Tuesday, May 16, 2017

Is Beirut Pride preaching the converts?

Beirut Pride is happening! Good for them. The program is charged with a multitude of events and screenings. Also good for them. That it comes with a very nice logo, also good for them. Before anyone starts getting the wrong idea because of the title of the post, I am pleased such a festival is happening in a society such a Lebanon - where being out of the norm is not exactly encouraged (and by out of the norm I mean anyone simply not conforming on any level - from fashion, to lifestyle, to sexual identity).
Now that I said that, I cannot help but wonder if Beirut Pride is preaching for the converts.
Where are the events happening? At Station - not your run of the mill place - and Bardo (apparently one of the rare gay-friendly places in Beirut, even if truth be told I rarely go out and am relying on hearsay).
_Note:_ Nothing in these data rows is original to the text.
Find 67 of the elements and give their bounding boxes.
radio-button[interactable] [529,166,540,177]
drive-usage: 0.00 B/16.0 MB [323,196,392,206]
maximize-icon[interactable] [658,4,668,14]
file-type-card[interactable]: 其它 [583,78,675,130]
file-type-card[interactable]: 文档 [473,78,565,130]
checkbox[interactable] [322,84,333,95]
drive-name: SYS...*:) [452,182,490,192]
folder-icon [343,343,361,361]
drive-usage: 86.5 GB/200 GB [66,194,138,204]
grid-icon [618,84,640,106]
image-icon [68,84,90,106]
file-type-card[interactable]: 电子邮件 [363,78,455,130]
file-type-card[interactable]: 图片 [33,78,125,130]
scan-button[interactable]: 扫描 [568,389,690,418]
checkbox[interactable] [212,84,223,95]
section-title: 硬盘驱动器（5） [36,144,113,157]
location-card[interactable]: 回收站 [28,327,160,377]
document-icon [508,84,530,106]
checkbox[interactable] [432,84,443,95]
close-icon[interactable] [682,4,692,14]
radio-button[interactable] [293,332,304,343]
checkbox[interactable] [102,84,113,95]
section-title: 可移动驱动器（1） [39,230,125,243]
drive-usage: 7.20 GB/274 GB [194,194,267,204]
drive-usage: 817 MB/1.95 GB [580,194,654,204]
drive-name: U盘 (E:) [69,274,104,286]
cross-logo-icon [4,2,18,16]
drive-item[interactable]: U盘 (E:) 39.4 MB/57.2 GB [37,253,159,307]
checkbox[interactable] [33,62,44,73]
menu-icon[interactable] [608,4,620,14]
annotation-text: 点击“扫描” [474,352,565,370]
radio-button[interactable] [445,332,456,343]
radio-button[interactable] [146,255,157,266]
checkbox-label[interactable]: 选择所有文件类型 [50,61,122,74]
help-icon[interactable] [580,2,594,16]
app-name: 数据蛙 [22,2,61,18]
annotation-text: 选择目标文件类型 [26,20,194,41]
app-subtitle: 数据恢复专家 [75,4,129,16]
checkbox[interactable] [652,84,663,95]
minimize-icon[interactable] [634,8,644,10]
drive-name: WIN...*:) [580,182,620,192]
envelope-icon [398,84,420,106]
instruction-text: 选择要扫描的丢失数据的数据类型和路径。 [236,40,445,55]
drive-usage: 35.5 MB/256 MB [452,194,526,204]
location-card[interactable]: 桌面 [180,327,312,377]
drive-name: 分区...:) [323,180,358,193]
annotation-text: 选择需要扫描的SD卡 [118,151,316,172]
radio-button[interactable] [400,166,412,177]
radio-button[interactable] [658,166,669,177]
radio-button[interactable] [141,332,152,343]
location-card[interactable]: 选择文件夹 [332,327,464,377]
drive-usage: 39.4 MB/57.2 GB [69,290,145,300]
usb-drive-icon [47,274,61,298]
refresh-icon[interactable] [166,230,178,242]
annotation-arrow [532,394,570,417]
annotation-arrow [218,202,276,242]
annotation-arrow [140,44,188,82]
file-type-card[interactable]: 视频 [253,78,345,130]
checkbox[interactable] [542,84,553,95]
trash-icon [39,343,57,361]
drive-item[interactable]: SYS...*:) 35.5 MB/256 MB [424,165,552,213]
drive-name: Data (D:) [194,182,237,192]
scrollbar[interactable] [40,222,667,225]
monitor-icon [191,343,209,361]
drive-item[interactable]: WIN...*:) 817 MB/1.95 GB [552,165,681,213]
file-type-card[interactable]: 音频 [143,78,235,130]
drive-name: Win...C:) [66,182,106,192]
Several years back, there was a graduation project I saw whose central theme was "everyone is OK with the homosexual thing as long as it not happening in their family". At the time I was one of those who did not get what the student was pointing at, specifically that she was homophobic herself. With time and distance, I think I get it.
I feel these events, no matter how important and timely, never trickle down to the public. And please do not get me wrong, I am not equating university degrees with knowledge. Regardless of the socio-economic class (even if homosexuality is more accepted in the higher echelons of society in Lebanon as long as it comes with a side pairing of "trophy wife" or "rich banker husband" - and yes, I am measuring my words), level of education, or religious views (add as many factors as you wish to the list), the whole "gay thing" never seems to go out of specific circles.
The 90s was a time of talk shows on Lebanese screens, and homosexuality was discussed, but I cannot help but feel that - two decades down the line - things are still taboo, that we have - not only stood still - but regressed in terms of social norms. Much like women's rights, where any step forward is met with ten steps back, this is an uphill struggle akin to Sisyphus and his rock.
Beirut Pride is certainly a very important event, but I feel it is catering to the same crowd, the same people already predisposed mentally to accepting what it has to offer. I have recently written about LGBT characters inclusion in Lebanese advertising, however, I am not mistaking one-offs with trends. Neither should the Beirut Pride organizers and attendees.